The narrative takes the form of Danny’s day and chapters are broken into precise times of the day, but there is no order, apart from progression. Progression to the time Prakash, the killer, will be hopping on a plane to South Africa. This heightens the suspense and as the day goes on the phone calls become more regular and it almost feels as if you, along with Danny, are on a train track heading off a cliff, safety brakes disabled. Prakash wants Danny to meet him, and clean his house, before he leaves the country.


Again, however, this novel is about much more. It is about illegal immigrants and refugees. The cold dark liminal world they are forced to live in. But it is also about legal refugees. They may be legal in the eyes of the law, have the right papers, but many must still feel outsiders, especially those who have fled their homelands simply to survive, a choice forced upon them, not a choice at all. So many treated as second class citizens.


As you read on you realize that Danny and Prakash are metaphorical representations of the two types of immigrants. Illegal and Legal.


The novel is also a study of morality and ethics. If you were in Danny’s shoes would you be able to make the morally correct choice and turn Prakash in, knowing that the result would be your deportation? Danny wants to make the call, he believes in the law and justice, he struggles with the decision throughout the whole book.


Will he make the call?


The format of the time intervals makes the novel an enjoyable and suspenseful read. And Adiga does a good job of providing a peek into the world of illegal immigrants in Sydney.

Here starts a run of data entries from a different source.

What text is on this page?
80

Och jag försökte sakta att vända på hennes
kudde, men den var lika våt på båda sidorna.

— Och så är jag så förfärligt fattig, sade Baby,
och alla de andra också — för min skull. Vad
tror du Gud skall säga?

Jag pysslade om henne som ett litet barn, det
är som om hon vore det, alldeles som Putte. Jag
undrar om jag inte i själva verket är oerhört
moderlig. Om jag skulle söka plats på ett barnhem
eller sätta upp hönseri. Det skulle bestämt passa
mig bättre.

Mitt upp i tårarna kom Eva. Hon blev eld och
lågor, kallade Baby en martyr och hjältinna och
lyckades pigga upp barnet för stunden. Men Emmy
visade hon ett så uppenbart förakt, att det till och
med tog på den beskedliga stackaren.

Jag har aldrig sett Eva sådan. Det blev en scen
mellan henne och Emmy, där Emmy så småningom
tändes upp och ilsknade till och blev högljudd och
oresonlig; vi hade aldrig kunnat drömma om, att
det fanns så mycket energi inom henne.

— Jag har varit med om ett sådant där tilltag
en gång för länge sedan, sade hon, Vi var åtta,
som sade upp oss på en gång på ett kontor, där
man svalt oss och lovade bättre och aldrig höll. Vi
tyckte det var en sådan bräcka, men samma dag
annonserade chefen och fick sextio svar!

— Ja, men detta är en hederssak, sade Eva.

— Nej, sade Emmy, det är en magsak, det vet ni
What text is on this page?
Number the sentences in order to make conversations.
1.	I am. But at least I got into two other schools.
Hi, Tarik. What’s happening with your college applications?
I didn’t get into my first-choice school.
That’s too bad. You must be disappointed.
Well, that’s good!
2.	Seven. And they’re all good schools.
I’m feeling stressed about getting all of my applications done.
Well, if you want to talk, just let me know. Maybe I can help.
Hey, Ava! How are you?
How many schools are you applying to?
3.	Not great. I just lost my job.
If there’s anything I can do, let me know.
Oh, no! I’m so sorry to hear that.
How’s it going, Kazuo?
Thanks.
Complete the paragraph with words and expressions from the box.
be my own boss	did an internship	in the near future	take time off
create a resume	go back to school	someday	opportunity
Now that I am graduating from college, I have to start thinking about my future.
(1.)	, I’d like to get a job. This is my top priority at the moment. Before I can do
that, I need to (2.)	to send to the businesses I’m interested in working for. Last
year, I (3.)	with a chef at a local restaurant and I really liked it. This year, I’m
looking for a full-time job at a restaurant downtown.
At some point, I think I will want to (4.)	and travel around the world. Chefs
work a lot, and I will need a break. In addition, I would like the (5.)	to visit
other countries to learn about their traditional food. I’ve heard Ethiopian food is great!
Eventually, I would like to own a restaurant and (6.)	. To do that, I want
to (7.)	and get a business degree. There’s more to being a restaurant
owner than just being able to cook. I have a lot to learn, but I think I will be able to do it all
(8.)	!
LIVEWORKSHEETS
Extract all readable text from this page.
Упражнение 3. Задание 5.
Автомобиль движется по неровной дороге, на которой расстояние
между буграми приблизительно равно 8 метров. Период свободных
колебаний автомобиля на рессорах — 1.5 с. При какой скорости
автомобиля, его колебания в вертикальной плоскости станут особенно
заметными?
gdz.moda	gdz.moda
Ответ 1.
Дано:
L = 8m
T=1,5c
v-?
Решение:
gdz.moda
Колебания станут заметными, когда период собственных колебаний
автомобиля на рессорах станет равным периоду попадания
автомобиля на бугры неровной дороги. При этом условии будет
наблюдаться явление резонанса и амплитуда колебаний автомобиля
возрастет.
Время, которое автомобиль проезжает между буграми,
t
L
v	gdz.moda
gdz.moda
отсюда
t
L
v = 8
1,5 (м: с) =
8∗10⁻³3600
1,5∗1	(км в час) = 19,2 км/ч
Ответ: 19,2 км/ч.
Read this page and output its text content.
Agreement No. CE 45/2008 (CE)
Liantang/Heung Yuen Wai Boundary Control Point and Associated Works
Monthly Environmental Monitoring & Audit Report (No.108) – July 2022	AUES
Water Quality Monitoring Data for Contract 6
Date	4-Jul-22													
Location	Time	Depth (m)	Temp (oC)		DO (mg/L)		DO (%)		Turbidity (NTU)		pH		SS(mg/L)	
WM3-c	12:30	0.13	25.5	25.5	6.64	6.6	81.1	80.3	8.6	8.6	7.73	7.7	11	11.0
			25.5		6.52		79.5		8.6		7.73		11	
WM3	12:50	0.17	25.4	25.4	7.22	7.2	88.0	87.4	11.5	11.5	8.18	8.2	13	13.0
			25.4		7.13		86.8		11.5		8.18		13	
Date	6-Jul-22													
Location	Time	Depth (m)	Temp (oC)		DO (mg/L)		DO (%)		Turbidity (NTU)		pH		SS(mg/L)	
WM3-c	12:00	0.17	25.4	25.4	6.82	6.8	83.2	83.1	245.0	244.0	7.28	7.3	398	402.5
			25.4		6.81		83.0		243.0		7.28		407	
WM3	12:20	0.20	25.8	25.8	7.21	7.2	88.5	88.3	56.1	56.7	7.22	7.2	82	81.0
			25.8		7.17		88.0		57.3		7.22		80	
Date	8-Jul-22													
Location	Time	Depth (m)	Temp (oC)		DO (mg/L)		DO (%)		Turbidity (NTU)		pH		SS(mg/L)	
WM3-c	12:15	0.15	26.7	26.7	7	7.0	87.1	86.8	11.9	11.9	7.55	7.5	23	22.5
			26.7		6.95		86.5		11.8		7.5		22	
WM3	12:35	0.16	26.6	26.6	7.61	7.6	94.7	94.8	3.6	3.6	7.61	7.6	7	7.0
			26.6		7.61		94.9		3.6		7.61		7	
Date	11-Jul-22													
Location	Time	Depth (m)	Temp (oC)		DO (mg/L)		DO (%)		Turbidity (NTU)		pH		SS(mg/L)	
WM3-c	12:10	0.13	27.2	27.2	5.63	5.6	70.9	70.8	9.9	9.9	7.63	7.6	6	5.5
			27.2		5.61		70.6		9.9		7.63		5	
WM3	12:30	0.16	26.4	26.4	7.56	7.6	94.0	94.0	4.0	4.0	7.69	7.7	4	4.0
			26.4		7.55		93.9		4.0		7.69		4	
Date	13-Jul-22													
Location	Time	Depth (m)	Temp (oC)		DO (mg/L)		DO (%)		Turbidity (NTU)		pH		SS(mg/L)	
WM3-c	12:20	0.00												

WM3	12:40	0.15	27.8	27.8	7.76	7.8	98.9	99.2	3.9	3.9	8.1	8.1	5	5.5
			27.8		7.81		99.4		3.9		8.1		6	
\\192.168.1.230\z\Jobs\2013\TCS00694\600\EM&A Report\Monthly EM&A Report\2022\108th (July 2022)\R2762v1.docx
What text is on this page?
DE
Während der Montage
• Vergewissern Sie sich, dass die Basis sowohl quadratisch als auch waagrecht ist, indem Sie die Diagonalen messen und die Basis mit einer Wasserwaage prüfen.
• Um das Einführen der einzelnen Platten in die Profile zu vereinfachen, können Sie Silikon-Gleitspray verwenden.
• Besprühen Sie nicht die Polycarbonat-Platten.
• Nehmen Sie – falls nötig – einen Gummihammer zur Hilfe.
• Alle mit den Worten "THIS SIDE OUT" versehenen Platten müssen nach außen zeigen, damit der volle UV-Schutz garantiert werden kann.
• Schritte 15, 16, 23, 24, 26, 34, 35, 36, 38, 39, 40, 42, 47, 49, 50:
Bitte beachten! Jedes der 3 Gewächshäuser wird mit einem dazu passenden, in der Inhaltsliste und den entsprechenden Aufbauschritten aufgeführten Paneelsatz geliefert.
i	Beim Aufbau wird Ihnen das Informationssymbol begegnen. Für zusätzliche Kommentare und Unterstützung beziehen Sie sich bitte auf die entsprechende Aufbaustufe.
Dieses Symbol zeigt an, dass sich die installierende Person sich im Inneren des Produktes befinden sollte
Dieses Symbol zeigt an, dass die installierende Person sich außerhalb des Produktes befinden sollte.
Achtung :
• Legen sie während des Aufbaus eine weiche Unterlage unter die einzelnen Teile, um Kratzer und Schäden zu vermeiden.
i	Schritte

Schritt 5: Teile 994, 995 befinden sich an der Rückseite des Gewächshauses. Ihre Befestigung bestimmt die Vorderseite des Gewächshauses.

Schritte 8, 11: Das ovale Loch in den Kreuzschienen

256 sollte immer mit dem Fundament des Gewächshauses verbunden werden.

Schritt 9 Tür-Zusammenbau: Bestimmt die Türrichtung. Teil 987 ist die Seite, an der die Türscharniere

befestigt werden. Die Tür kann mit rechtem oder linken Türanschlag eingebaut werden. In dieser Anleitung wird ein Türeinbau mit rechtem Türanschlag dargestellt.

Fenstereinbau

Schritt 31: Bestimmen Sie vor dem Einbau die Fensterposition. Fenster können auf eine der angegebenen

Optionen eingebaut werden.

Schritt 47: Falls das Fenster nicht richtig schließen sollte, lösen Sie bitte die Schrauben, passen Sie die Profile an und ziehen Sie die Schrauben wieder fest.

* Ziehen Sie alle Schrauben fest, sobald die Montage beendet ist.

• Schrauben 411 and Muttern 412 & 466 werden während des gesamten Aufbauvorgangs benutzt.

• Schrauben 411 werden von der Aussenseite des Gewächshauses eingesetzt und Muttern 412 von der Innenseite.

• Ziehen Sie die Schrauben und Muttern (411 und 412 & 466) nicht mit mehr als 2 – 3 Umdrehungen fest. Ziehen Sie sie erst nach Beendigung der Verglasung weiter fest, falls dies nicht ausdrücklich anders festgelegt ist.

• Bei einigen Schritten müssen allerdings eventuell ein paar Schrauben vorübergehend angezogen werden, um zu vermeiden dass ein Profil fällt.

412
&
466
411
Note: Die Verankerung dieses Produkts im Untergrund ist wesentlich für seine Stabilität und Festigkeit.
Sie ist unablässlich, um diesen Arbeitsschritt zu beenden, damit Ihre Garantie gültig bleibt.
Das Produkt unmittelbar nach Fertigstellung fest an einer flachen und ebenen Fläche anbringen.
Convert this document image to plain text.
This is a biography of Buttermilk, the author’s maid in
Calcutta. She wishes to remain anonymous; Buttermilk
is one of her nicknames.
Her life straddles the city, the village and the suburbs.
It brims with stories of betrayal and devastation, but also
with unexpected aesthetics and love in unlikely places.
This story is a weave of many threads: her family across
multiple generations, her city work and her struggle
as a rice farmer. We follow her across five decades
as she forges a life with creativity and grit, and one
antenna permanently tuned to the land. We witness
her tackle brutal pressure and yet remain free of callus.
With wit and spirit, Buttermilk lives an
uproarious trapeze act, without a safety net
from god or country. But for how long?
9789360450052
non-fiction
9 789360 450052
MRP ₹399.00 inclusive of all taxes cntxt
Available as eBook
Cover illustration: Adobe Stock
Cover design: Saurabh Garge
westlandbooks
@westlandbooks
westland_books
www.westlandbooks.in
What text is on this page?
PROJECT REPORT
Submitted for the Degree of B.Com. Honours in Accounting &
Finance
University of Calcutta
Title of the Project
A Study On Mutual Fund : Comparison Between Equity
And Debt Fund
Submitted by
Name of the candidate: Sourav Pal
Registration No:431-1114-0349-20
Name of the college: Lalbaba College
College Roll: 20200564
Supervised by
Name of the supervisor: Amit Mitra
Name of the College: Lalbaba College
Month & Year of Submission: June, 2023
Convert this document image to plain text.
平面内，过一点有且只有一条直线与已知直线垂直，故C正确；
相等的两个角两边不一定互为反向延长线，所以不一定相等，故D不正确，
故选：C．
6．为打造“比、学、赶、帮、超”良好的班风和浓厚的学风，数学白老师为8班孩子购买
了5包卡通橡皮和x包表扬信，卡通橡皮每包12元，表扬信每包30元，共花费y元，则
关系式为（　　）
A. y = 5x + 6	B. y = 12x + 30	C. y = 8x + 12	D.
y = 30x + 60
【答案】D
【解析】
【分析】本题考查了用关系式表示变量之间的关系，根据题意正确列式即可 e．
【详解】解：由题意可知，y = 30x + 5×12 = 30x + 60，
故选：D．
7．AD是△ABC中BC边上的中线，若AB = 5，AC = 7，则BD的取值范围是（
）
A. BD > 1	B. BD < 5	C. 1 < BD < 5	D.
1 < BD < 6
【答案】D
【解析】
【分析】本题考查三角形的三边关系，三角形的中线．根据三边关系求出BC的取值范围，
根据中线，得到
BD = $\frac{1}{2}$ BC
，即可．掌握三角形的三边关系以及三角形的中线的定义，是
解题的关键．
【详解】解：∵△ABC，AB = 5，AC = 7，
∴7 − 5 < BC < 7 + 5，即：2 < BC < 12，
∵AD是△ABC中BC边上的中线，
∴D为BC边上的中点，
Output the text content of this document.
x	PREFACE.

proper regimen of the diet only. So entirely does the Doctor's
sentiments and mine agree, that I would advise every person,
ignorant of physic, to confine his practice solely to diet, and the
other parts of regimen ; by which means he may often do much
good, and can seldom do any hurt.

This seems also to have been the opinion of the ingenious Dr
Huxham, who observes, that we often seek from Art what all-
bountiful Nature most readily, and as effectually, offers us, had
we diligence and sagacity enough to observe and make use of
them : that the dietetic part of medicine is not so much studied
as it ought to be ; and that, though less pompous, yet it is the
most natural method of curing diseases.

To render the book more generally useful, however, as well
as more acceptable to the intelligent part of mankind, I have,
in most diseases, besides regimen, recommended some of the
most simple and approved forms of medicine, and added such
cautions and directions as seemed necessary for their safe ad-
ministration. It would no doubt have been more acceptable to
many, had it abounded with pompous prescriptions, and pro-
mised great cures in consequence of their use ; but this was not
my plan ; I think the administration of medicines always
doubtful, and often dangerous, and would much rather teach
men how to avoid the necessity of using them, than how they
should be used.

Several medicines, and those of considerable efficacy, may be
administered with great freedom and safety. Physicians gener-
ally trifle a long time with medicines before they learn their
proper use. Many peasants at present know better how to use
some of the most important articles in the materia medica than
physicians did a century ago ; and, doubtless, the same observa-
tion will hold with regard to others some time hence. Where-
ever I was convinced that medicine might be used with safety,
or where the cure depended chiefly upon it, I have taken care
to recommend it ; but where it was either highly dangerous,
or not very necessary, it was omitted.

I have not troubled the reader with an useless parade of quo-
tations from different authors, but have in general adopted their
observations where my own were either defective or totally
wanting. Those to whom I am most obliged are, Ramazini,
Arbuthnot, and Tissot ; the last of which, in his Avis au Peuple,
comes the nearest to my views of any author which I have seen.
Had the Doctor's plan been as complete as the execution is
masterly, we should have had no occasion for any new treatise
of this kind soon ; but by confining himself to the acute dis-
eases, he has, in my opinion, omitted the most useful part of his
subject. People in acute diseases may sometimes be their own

Aravind Adiga was born in 1974 in Madras (now called Chennai), and grew up in Mangalore in the south of India. He was educated at Columbia University in New York and Magdalen College, Oxford. His articles have appeared in publications such as The New Yorker, the Sunday Times, the Financial Times, and the Times of India. His debut novel, The White Tiger, won the Man Booker Prize for fiction in 2008. Its release was followed by a collection of short stories in the book titled Between the Assassinations. His second novel, Last Man in the Tower, was published in 2011. His third, Selection Day, was published in 2016.